The hard fact is that membership of Labour more than doubled in a very short period in the summer of 2015, and that few of these new members who joined to back Corbyn were properly vetted for associations with extremist parties. If Gerry Downing could get through the process before being exposed and not be expelled before David Cameron raised his membership in the Commons, an awful lot of his fellow travellers could do it. A good proportion of them came from hard-Left groups, and only famous names, such as Jeremy Hardy and Mark Steel, both hailing from the Socialist Workers Party, were excluded. The extremists who weren’t caught by party officials were disproportionately anti-Israel and this hatred extended towards Jewish party members irrespective of their opinion of the policies of the Israeli government. This was more or less admitted by Long Bailey, although she tried to suggest that this was just a proportionate increase, when it clearly was not. Labour’s processes were not set up to deal with a mass influx of racists and were overwhelmed. However, the influx was not the concern of the EHRC. It was the disciplinary processes, and these have been found wanting. Corbyn’s passiveness did not help, and interference from the secret committee that really made the decisions, of which Corbyn was just the figurehead, compounded the problem.

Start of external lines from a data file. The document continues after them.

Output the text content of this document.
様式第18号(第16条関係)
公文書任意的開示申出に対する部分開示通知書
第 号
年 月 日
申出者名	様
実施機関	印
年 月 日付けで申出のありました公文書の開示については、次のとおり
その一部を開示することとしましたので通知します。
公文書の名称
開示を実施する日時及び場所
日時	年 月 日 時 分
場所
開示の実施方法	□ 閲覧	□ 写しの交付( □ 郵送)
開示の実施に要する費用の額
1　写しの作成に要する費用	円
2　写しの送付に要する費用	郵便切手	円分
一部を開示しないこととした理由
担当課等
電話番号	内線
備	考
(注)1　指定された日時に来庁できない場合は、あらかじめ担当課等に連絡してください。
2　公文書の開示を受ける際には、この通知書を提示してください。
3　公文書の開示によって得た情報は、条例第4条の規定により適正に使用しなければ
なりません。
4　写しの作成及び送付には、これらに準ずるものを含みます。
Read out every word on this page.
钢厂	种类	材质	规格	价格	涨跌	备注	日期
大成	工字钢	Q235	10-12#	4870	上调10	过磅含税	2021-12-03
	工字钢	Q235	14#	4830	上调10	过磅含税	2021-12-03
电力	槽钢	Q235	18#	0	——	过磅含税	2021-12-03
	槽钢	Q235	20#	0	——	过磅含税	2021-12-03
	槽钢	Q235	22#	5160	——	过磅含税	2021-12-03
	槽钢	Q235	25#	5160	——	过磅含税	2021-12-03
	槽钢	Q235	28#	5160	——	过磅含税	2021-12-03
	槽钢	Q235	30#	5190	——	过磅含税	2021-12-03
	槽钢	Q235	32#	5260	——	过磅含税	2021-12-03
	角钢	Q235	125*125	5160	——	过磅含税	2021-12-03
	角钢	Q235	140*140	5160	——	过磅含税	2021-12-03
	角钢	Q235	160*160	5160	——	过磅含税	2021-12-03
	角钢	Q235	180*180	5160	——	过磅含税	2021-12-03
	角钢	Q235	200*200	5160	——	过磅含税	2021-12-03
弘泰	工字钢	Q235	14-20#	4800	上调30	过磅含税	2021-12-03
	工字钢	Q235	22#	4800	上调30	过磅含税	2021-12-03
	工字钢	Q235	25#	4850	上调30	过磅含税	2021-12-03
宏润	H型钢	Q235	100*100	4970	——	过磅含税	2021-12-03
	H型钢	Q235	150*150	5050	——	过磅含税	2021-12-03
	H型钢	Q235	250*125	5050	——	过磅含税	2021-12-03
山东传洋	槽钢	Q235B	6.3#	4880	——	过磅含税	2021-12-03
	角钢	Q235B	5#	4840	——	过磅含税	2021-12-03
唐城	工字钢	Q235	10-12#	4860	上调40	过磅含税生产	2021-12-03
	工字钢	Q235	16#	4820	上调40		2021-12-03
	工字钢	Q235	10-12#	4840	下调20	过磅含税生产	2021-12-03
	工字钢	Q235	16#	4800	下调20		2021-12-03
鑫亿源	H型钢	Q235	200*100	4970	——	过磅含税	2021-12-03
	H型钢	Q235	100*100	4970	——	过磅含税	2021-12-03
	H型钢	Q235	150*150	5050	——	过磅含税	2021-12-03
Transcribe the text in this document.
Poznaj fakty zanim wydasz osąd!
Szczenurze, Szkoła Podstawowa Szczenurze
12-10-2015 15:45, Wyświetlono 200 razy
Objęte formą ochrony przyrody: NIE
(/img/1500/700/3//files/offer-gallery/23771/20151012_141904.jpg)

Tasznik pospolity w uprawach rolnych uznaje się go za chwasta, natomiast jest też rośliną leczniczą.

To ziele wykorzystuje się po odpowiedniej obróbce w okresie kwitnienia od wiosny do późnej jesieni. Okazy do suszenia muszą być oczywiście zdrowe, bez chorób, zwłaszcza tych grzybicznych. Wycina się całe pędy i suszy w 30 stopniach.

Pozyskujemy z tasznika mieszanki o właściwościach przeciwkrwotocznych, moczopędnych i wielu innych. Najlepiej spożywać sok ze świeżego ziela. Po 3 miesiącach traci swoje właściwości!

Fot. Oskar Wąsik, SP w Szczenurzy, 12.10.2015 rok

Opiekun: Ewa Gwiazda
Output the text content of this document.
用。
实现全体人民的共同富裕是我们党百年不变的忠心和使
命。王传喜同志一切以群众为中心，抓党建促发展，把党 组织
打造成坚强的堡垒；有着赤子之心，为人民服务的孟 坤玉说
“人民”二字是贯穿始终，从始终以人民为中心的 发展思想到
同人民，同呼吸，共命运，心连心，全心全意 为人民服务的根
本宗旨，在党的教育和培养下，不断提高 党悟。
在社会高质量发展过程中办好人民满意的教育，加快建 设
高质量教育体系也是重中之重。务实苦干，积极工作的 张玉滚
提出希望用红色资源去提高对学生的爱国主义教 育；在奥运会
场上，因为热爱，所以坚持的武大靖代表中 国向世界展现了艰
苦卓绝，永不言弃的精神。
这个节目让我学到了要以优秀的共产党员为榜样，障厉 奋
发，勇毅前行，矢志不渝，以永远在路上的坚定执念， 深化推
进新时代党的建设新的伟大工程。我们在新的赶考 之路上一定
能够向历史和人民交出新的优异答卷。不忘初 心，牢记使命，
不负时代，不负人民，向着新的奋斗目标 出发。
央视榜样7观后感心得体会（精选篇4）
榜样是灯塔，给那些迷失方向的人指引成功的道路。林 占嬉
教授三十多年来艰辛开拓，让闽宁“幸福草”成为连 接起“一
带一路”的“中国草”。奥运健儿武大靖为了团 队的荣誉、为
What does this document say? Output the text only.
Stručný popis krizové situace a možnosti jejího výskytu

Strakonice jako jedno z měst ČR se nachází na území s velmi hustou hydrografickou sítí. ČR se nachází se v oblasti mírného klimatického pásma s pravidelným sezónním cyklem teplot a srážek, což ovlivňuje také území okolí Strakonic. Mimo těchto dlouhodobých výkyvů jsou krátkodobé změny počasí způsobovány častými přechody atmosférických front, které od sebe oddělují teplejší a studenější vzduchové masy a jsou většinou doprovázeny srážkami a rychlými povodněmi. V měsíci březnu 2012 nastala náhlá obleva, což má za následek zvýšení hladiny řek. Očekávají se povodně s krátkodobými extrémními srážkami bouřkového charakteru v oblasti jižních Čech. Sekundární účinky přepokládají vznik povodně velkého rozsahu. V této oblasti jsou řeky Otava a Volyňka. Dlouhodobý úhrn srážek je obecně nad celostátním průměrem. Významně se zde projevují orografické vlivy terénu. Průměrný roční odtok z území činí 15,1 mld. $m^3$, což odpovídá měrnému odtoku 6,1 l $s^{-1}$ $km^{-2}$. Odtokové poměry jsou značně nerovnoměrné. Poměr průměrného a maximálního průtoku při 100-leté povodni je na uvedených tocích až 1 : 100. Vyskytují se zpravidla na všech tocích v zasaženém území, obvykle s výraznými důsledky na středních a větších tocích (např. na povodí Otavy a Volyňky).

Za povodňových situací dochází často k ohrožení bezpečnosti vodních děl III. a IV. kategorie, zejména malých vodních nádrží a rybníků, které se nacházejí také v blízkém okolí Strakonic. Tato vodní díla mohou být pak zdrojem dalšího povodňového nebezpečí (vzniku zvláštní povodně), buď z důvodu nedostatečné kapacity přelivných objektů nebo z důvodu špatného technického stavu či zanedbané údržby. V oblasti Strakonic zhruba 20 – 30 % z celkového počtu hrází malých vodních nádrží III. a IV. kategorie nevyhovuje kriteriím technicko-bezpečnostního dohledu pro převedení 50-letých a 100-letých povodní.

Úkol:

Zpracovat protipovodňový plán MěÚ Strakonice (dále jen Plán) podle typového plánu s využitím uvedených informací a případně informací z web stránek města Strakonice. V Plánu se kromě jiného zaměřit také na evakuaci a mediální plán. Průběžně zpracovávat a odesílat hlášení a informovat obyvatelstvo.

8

What will Corbyn do now? He will be investigated, and will probably come up with one of the excuses he always furnishes at times like these. His supporters might pack meetings to pass crucial votes. The party rulebook will be scrutinised. There may be a court case. It is unlikely that any other MPs will quit the party in protest; they know they have a cushy job and are not complete idiots. However Corbyn does currently seems to be a bit like Fu Manchu. Whenever he is defeated, the world will still hear from him again.